To the Editor,
We report a case of severe hypoglycaemia secondary to quinolones in a haemodialysis patient.
Our patient was a 72-year-old man who received haemodialysis three times a week with a tunnelled catheter. He was admitted for severe shivering during a dialysis session. Blood and catheter cultures showed S. maltophilia and E. casseliflavus. The catheter was removed, and antibiotic treatment was initiated with levofloxacin, at 250mg every 48h, and cotrimoxazole once a day.
The patient’s renal failure was then treated medically. The sepsis developed without complication until the second week, when severe hypoglycaemia was detected, with neurological symptoms that persisted for three days. The patient received boluses of glucose at 30% via intravenous administration, and glucose infusion at 10%. Suspecting erroneous intake of oral hypoglycaemic agents, we performed a drug test but found no traces of these drugs. On the other hand, it did reveal the presence of toxic levels of levofloxacin.
The patient’s underlying nephrological disease was a primary membranous glomerulopathy. The patient had been on haemodialysis for more than ten years, and had lost all arteriovenous fistulas. He also had undergone arthrodesis of the right knee, and had multiple infections of this joint. He was hypertensive, and did not suffer diabetes mellitus.
The patient was under normal treatment with water-soluble vitamins, amlodipine, and Venofer.
Physical examination: the patient was in a mild stupor; blood pressure: 120/80; heart rate: 80 beats/min; respiratory rate: 18 breaths/min; jugular: 5cm at 30°. Heart: RR interval 2 times with II/VI grade systolic murmur in the aortic area (no radiation). Lungs: basal crackles. Abdomen was soft, depressible, and painless, with no visceromegaly. Limbs: oedema and arthrodesis of the right knee. Symmetric pulses. No embolic injuries.
Laboratory tests: [Na+]: 136mM; [K+]: 4.5mM; [Cl-]: 100mM; [HCO3-]: 20mM; haemoglobin: 9g/dl; blood urea nitrogen (BUN): 100mg/dl; creatinine: 10mg/dl; thyrotropin (TRH) 1.79mIU/ml; toxicology: 32ug/ml levofloxacin (therapeutic levels: 6ug/dl).

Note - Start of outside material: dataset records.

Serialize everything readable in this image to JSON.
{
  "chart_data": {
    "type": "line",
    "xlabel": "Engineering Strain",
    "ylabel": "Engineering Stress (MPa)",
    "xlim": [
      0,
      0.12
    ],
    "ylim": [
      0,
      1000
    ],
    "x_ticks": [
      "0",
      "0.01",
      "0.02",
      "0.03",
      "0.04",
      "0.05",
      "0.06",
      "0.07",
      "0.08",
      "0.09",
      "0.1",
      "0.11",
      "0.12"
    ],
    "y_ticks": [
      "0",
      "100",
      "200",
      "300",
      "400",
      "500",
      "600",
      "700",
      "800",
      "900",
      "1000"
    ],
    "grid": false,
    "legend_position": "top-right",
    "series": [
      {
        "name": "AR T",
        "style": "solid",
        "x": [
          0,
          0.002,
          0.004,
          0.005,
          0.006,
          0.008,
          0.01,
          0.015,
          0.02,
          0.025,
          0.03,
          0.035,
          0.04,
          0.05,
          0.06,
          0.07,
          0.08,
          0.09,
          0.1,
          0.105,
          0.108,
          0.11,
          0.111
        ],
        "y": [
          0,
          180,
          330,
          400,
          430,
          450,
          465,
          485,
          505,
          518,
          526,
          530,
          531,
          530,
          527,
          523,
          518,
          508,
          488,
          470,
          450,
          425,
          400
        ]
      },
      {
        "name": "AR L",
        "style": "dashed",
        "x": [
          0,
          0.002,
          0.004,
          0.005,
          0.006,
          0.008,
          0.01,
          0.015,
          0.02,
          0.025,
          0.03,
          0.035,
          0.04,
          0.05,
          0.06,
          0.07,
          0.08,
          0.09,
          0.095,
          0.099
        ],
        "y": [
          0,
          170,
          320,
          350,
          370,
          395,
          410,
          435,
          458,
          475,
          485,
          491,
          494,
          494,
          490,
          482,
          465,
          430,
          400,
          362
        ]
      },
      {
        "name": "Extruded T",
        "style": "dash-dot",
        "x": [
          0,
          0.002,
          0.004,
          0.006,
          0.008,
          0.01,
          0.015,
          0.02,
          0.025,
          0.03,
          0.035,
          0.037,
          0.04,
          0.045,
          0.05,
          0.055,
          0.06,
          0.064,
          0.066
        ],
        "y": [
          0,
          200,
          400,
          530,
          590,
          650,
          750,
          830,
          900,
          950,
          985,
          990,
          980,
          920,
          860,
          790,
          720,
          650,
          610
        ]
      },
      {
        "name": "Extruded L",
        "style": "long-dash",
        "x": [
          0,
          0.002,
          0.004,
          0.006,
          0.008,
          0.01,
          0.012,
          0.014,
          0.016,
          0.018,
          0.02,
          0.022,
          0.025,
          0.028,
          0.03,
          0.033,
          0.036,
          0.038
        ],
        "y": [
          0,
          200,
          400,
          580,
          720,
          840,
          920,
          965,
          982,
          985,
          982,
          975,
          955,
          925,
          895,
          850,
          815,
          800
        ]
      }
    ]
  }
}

Hypoglycaemia secondary to levofloxacin is a very rare adverse reaction (<0.01%) according to the manufacturer.1 Several authors have described it in elderly patients with advanced chronic renal failure.2-4 The mechanism of this severe complication is caused by an inhibition of the KATP channels in the islets of Langerhans, which enhances calcium influx and the release of insulin filled vesicles. This effect has been demonstrated in a mouse model, and it is similar to that produced by sulfonylureas.5 Our first suspicion was the use of oral hypoglycaemic agents, which is well known to cause severe hypoglycaemia. However, this was ruled out by drug testing, which revealed the presence of high levels of levofloxacin, despite having adjusted the dose for the renal failure in our patient.
We conclude that, in patients with advanced renal failure, quinolones may cause hypoglycaemia as severe as that produced by oral hypoglycaemic agents.
Conflicts of interest
The authors affirm that they have no conflicts of interest related to the content of this article.